In the early 1990s, the LGBTQ movement grew as a response to the epidemic, making Brazil a pioneer in the community and government response to AIDS (see HIV/AIDS in Brazil) and initiating the "third wave" of the movement. This period also saw an increase in the number of groups and the expansion of the movement throughout all states of the country, as well as a diversification of organizational types.

In this new phase, one of the characteristics is the differentiation of various internal political subjects within the movement: lesbians, gays, bisexuals, travestis, and transsexuals, focusing on the specific demands of each of these groups.
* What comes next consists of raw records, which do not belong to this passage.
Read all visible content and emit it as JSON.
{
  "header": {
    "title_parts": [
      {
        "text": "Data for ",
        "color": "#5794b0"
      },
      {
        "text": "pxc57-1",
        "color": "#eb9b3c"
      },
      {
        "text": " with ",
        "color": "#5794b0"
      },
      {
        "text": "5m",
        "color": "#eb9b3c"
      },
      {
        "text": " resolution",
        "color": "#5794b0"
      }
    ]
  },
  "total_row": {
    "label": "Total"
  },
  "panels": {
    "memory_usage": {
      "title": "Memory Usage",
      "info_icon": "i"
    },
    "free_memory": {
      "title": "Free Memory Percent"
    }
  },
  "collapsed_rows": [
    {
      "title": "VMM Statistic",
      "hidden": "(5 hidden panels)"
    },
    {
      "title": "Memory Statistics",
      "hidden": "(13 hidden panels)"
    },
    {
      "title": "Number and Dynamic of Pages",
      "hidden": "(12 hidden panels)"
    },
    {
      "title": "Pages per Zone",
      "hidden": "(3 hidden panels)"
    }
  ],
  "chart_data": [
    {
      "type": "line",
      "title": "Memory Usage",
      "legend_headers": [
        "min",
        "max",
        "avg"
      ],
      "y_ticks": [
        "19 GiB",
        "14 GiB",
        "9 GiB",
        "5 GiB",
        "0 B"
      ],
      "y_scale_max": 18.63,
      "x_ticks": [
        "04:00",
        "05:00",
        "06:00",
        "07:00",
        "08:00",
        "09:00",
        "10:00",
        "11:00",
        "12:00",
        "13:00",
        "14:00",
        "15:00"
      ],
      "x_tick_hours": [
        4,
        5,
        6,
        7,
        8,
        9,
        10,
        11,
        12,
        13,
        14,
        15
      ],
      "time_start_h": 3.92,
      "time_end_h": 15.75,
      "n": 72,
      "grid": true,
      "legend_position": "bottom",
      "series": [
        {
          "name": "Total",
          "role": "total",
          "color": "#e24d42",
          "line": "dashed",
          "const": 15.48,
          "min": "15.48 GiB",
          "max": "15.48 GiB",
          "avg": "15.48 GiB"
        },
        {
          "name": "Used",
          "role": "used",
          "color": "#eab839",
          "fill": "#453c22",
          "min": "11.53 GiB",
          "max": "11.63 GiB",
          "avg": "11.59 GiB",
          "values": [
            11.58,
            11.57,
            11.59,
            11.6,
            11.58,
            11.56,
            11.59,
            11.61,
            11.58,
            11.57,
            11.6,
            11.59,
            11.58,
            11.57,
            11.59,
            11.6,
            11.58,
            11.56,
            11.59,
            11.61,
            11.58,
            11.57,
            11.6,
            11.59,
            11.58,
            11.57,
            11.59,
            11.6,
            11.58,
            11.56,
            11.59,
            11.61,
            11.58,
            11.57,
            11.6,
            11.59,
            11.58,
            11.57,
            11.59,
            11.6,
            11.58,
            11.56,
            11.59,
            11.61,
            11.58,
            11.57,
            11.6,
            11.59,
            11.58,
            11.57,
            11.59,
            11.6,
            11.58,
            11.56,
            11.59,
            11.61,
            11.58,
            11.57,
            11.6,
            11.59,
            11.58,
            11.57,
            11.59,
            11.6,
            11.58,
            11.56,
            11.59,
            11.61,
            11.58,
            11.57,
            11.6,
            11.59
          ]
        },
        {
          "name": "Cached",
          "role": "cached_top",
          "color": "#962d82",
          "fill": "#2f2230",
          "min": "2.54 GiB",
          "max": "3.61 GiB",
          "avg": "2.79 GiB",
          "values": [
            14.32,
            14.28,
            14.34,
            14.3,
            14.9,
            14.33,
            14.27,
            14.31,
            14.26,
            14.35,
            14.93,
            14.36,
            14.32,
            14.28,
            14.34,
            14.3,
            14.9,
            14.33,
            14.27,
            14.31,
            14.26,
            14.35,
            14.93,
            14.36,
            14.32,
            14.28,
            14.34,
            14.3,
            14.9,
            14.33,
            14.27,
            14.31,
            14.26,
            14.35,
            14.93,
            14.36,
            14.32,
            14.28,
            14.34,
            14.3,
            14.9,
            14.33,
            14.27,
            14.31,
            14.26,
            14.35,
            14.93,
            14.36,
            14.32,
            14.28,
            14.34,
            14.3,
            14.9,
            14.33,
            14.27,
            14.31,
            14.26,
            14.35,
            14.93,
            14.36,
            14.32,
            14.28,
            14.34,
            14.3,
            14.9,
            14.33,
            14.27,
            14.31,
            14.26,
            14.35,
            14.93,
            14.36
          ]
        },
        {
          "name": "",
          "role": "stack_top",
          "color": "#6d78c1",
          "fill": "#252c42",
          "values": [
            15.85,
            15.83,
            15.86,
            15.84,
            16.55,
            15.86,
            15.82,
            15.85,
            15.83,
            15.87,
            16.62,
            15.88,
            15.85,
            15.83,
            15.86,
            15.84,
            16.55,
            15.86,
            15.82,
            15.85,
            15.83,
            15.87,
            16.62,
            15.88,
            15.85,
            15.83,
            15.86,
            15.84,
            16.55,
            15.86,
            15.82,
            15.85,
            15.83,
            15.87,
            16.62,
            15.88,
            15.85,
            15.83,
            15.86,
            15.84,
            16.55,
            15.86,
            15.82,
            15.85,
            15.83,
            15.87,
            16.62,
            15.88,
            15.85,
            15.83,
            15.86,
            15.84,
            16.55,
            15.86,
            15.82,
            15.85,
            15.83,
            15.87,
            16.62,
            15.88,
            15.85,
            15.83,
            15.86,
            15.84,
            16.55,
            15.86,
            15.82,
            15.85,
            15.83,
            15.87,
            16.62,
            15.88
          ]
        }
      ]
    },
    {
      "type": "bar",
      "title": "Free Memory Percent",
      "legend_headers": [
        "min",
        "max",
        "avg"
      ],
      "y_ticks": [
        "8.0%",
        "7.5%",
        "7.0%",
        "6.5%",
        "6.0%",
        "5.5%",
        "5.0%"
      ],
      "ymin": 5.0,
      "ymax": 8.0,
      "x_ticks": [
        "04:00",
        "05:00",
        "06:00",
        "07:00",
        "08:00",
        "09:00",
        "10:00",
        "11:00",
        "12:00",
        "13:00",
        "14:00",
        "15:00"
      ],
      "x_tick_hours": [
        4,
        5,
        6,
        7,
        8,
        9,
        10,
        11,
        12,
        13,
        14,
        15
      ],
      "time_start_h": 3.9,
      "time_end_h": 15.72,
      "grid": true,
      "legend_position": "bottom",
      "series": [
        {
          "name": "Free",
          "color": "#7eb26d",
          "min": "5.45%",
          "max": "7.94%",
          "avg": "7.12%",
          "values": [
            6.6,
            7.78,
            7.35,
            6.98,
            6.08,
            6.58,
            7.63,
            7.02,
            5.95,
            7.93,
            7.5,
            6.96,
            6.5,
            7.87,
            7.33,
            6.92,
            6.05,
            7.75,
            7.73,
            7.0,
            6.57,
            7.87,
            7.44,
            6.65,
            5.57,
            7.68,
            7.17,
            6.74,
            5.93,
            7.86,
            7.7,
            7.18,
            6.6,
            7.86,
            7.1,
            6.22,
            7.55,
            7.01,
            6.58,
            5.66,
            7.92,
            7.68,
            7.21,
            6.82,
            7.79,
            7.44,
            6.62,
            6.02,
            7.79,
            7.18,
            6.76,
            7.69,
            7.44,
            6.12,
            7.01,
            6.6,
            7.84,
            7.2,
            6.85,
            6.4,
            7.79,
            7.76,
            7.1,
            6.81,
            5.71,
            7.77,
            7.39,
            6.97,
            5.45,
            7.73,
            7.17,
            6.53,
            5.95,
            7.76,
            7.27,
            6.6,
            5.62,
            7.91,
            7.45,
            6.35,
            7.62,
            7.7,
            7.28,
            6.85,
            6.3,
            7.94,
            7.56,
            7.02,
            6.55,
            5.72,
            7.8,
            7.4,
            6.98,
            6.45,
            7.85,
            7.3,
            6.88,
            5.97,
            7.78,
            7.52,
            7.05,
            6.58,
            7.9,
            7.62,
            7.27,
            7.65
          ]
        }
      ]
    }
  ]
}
In 1995, the Associação Brasileira de Gays, Lésbicas, Bissexuais, Travestis e Transexuais (ABGLT) was founded, the first and largest network of Brazilian LGBTQ organizations, bringing together around 200 organizations spread throughout the country, and considered the largest network of its kind in Latin America. With the creation of ABGLT, several national networks emerged across the country. In 2007, there was ABGLT, the Associação Brasileira de Lésbicas (ABL), the Liga Brasileira de Lésbicas (LBL), the Associação Nacional de Travestis (Antra), the Coletivo Nacional de Transexuais (CNT), the Coletivo Brasileiro de Bissexuais (CBB), and the Rede Afro LGBT.

Gay pride parades began to take place throughout the country. According to ABGLT, 300 such events were held in the country in 2007. The largest of them, the São Paulo LGBTQ Pride Parade, has gathered as many as 3 million people, according to the São Paulo City Hall.

In 2004, the Brasil sem Homofobia program was created, with the objective of creating an interministerial articulation to include actions to combat homophobia. In the 2014 elections, Congressman Jean Wyllys was re-elected as the seventh most voted among the candidates in the state of Rio de Janeiro, with just under 145,000 valid votes. Openly gay, Wyllys is one of the most active Brazilian parliamentarians in the defense of human rights, especially LGBTQ rights. The largest organized fan group in Brazil, Galo Queer, was founded in Minas Gerais.